The 56-page rule was released by HHS at the same time as eight other federal agencies proposed rules easing Obama administration requirements on religious organizations as to how they provide services and information to clients. It comes as President Donald Trump seeks to shore up his support among conservative religious groups heading into his re-election campaign.
HHS previously issued a rule allowing healthcare providers, health plans and individual staffers to refuse to provide services that violate their conscience. That rule was blocked by a federal judge in November.
In 2010, President Barack Obama signed an executive order requiring faith-based healthcare and social service providers to refer clients to an alternative provider if the clients objected to the religious policies.
The latest proposed rule, which follows up on Trump's May 2017 executive order, would eliminate that requirement as well as the mandate to post special notices about the referral procedure.
HHS said it is not aware of any case in which a beneficiary has actually sought an alternative provider.
The agency said it is discriminatory to require all faith-based providers, but not other providers of federally funded services, to refer beneficiaries to alternative providers, saying that conflicts with the Religious Freedom Restoration Act and the Attorney General's Memorandum on Religious Liberty.

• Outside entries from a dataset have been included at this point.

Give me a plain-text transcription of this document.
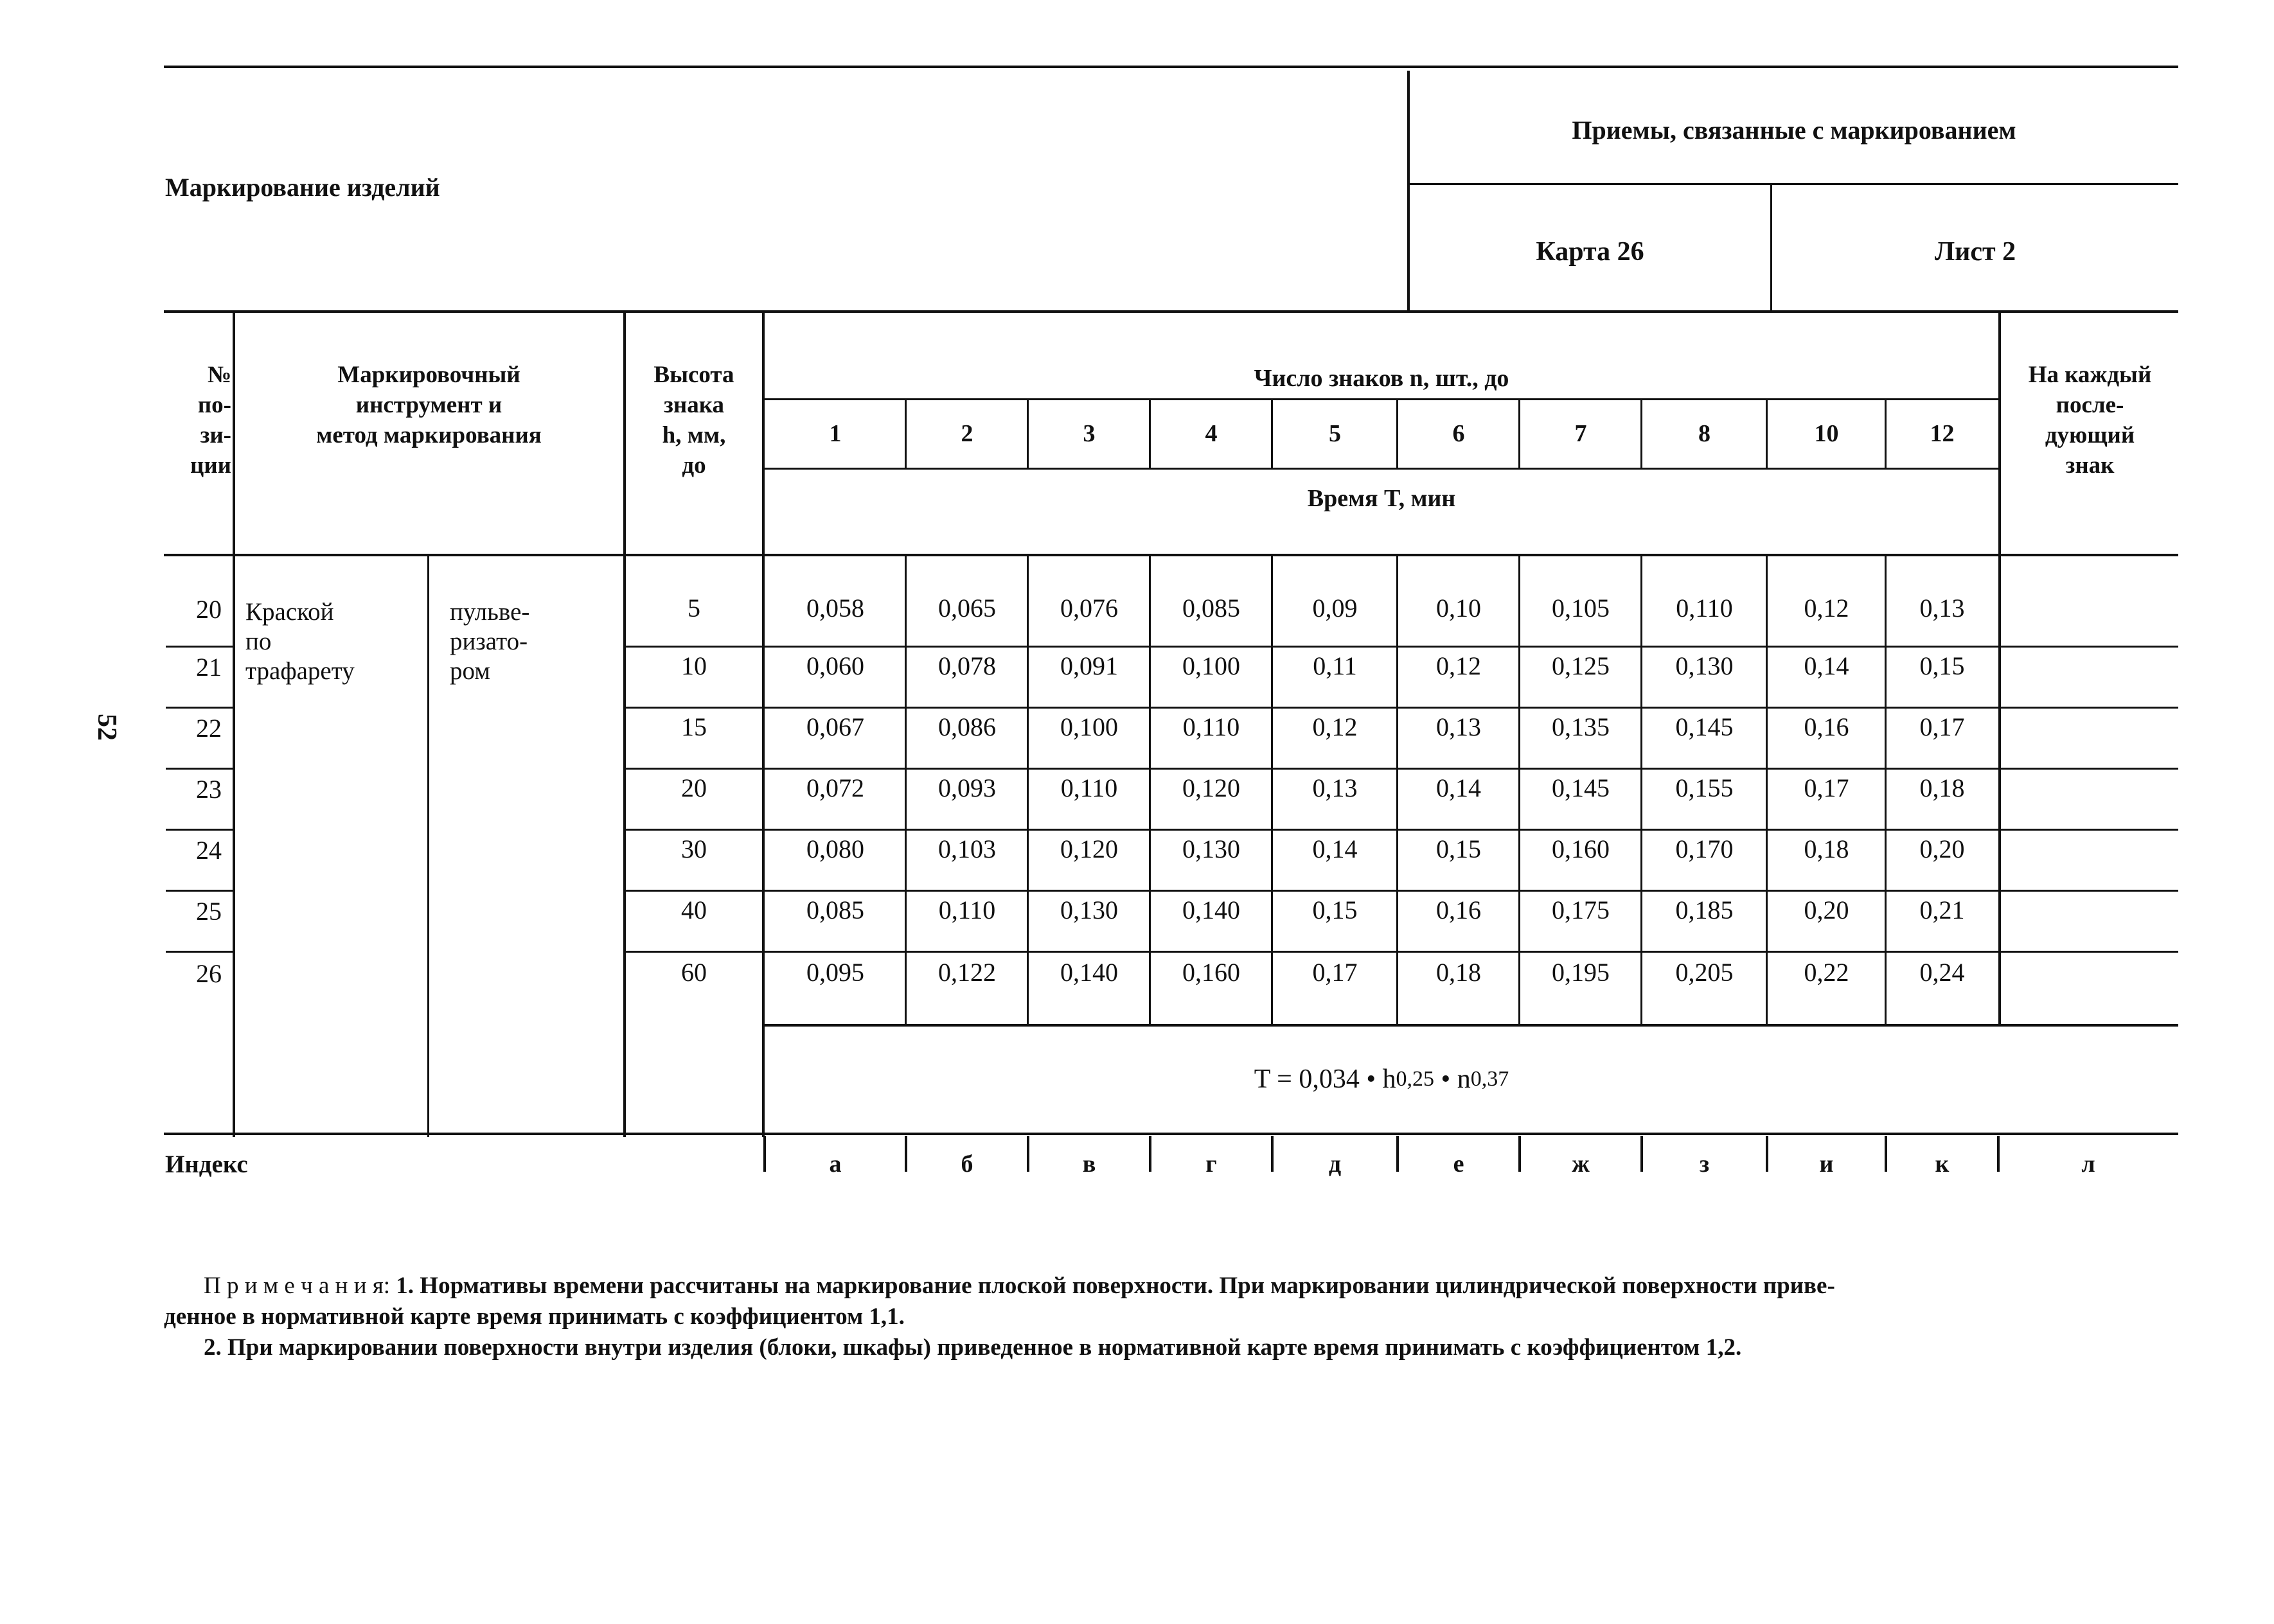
Маркирование изделий
Приемы, связанные с маркированием
Карта 26	Лист 2
52
№
по-
зи-
ции
Маркировочный
инструмент и
метод маркирования
Высота
знака
h, мм,
до
На каждый
после-
дующий
знак
Число знаков n, шт., до
Время T, мин
1	2	3	4	5	6	7	8	10	12
Краской
по
трафарету
пульве-
ризато-
ром
20	5	0,058	0,065	0,076	0,085	0,09	0,10	0,105	0,110	0,12	0,13
21	10	0,060	0,078	0,091	0,100	0,11	0,12	0,125	0,130	0,14	0,15
22	15	0,067	0,086	0,100	0,110	0,12	0,13	0,135	0,145	0,16	0,17
23	20	0,072	0,093	0,110	0,120	0,13	0,14	0,145	0,155	0,17	0,18
24	30	0,080	0,103	0,120	0,130	0,14	0,15	0,160	0,170	0,18	0,20
25	40	0,085	0,110	0,130	0,140	0,15	0,16	0,175	0,185	0,20	0,21
26	60	0,095	0,122	0,140	0,160	0,17	0,18	0,195	0,205	0,22	0,24
T = 0,034 • h 0,25 • n 0,37
Индекс	а	б	в	г	д	е	ж	з	и	к	л
П р и м е ч а н и я: 1. Нормативы времени рассчитаны на маркирование плоской поверхности. При маркировании цилиндрической поверхности приве-
денное в нормативной карте время принимать с коэффициентом 1,1.
2. При маркировании поверхности внутри изделия (блоки, шкафы) приведенное в нормативной карте время принимать с коэффициентом 1,2.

But Arthur Caplan, a bioethics professor at New York University Langone Medical Center, disagreed. "If you are a religious organization that restricts the services you offer, you have to tell patients that's the case," he said. "If religious affiliation is relevant to patient care, then requiring notice to patients is not discriminatory."
The proposed rule could harm women who don't realize that the facility where they are seeking care doesn't provide the services they need, such as faith-based crisis pregnancy centers, said Nicole Huberfeld, a health law professor at Boston University.
"It's easy for a person who needs medical care to not see clearly what's available to them because seeking care is stressful," she said. "Withholding information is potentially damaging to the individual patient."
A study published in JAMA last year found that a large majority of U.S. Catholic hospitals do not disclose on their websites that they have religious policies limiting the types of reproductive and end-of-life services offered at their facilities and by their affiliated physicians.
Huberfeld said the proposed rule raises questions about how it squares with healthcare providers' ethical obligation to provide informed consent to patients, and how it lines up with state rules requiring providers to refer patients for services they don't offer.
Both she and Caplan expect legal challenges to the proposal.
"Medicine is committed to informed consent," Caplan said. "Patients deserve to know all their options."